McMaster University

McMaster University

Instant online info definitely not Dr. Google

Hamilton Spectator
Stacey Escott
August 9, 2011

eHealth Ontario has announced a $5 million investment to expand the reach of ClinicalConnect, a secure online portal providing access to electronic health care records.

The funding will accelerate the use of electronic health records to improve patient care. It will also allow the province to leverage existing systems and investments to promote regional integration. eHealth Ontario wants to build EHRs for all of Ontario by 2015.

"The reason we want to make this investment is because ClinicalConnect has proven to be a terrific tool for helping physicians, clinicians, and hospital staff look at patients' records and share them no matter where they are," said Greg Reed, president and CEO of eHealth Ontario.

ClinicalConnect was first implemented in the Hamilton Niagara Haldimand Brant Local Health Integration Network and later expanded to the Waterloo Wellington LHIN. More than 2,500 health care providers can now access and share information in real time across LHIN boundaries whether they were treated in Hamilton or received testing in Kitchener. Patients of almost 600 clinicians will benefit from the expansion, eHealth said a release.

In the HNHB LHIN, 22 hospital sites including the Juravinski Cancer Centre and the HNHB Community Care Access Centre are using ClinicalConnect to check on patients' medical histories with the click of a mouse. Instead of having to search for photocopies and follow up with other doctors, nurses and specialists, ClinicalConnect users get instant access to patient information.

"I've been in practice for 26 years, and this is the best innovation (ever)," said Dr. Barbara Teal, a family physician in Hamilton. "We are so used to not getting any information, and now we are getting a lot. That is really important for good patient care."

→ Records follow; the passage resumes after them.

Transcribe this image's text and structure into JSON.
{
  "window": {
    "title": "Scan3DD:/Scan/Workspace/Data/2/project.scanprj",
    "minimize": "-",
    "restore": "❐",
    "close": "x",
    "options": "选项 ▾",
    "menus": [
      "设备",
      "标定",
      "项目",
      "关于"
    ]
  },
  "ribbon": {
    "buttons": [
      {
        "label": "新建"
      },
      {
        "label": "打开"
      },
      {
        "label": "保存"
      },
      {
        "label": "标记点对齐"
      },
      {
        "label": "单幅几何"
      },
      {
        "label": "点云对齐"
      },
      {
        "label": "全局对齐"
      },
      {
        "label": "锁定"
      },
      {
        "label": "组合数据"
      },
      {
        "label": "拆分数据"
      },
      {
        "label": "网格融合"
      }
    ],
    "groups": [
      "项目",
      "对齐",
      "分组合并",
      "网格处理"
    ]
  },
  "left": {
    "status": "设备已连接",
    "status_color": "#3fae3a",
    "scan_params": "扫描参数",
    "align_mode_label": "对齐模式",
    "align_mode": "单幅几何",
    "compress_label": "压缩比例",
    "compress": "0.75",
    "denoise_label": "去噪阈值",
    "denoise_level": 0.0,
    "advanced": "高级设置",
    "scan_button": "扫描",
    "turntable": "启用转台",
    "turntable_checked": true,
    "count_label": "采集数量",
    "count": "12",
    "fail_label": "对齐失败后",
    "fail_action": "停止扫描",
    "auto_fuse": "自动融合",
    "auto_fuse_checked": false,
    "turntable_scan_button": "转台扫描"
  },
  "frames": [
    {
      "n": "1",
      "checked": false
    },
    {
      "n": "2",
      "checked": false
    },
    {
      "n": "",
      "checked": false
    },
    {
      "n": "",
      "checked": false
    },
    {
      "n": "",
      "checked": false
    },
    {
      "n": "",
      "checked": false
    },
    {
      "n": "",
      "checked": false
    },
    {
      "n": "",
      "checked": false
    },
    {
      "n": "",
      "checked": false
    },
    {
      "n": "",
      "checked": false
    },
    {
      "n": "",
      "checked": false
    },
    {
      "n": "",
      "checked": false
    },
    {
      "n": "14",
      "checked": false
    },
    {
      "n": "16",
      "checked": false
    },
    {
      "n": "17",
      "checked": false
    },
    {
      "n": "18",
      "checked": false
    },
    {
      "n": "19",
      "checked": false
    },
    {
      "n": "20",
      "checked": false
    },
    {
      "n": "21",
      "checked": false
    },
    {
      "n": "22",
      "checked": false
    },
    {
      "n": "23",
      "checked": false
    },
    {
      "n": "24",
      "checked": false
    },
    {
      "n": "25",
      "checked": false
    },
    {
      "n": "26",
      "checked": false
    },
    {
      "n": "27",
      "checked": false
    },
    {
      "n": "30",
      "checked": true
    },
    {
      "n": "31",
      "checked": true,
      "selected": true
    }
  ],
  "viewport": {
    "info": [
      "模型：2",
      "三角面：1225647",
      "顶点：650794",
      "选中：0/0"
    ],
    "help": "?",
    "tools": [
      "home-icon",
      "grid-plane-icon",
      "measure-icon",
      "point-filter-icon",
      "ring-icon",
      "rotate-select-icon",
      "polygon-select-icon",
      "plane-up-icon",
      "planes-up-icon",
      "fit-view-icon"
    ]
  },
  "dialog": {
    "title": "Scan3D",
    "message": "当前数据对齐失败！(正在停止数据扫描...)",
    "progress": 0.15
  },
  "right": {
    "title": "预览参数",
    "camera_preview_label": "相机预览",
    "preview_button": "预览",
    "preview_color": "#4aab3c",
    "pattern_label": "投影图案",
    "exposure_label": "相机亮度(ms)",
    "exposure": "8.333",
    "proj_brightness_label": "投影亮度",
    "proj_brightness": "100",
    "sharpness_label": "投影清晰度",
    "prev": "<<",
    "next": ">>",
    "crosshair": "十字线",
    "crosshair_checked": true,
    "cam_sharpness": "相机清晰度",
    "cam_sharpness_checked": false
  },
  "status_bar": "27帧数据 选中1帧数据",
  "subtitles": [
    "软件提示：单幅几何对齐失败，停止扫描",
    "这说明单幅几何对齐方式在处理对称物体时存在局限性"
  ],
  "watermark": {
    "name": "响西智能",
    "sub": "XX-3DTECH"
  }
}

ClinicalConnect delivers electronic records via the Internet or mobile devices. Access is available to 28 local hospitals and two Community Care Access Centres that represent more than 2 million patients. The data arrives within seconds.

The service should cut down time spent on tracking down records and doing duplicate tests, and reduce medical errors because all information is now electronic, eHealth said. Patients will have less exposure to diagnostic imaging radiation and wait times will be reduced, the agency noted.

Physicians simply search under the name of the patient they are looking for. An abundance of information is available on admissions, allergies, blood bank, lab results, microbiology and hospital visits.

Dr. Rob Lloyd, Medical Director of Clinical Informatics at Hamilton Health Sciences, and Pediatric Intensivist at McMaster Children's Hospital, says in the past, this information would have taken days to come by.

"This is changing our care and is remarkably powerful for patient safety," said Lloyd.

If a patient has a reaction to a certain medication but doesn't know the name, a physician can look up their history and figure it out. Doctors can instantly see if a patient has any allergies or what kind of infections they've had. Test results with notes from other physicians are available, as are details on why they were previously admitted to hospital and discharged.

Because of confidentiality and privacy laws, health care providers must be granted access to use the system, a routine process done through the LHIN eHealth project management office.

Many local family physicians are already connected through the LHIN network.

"The last time I asked a group of family physicians that I was talking to how many of them are using it, 50 per cent of them put up their hands," said Lloyd.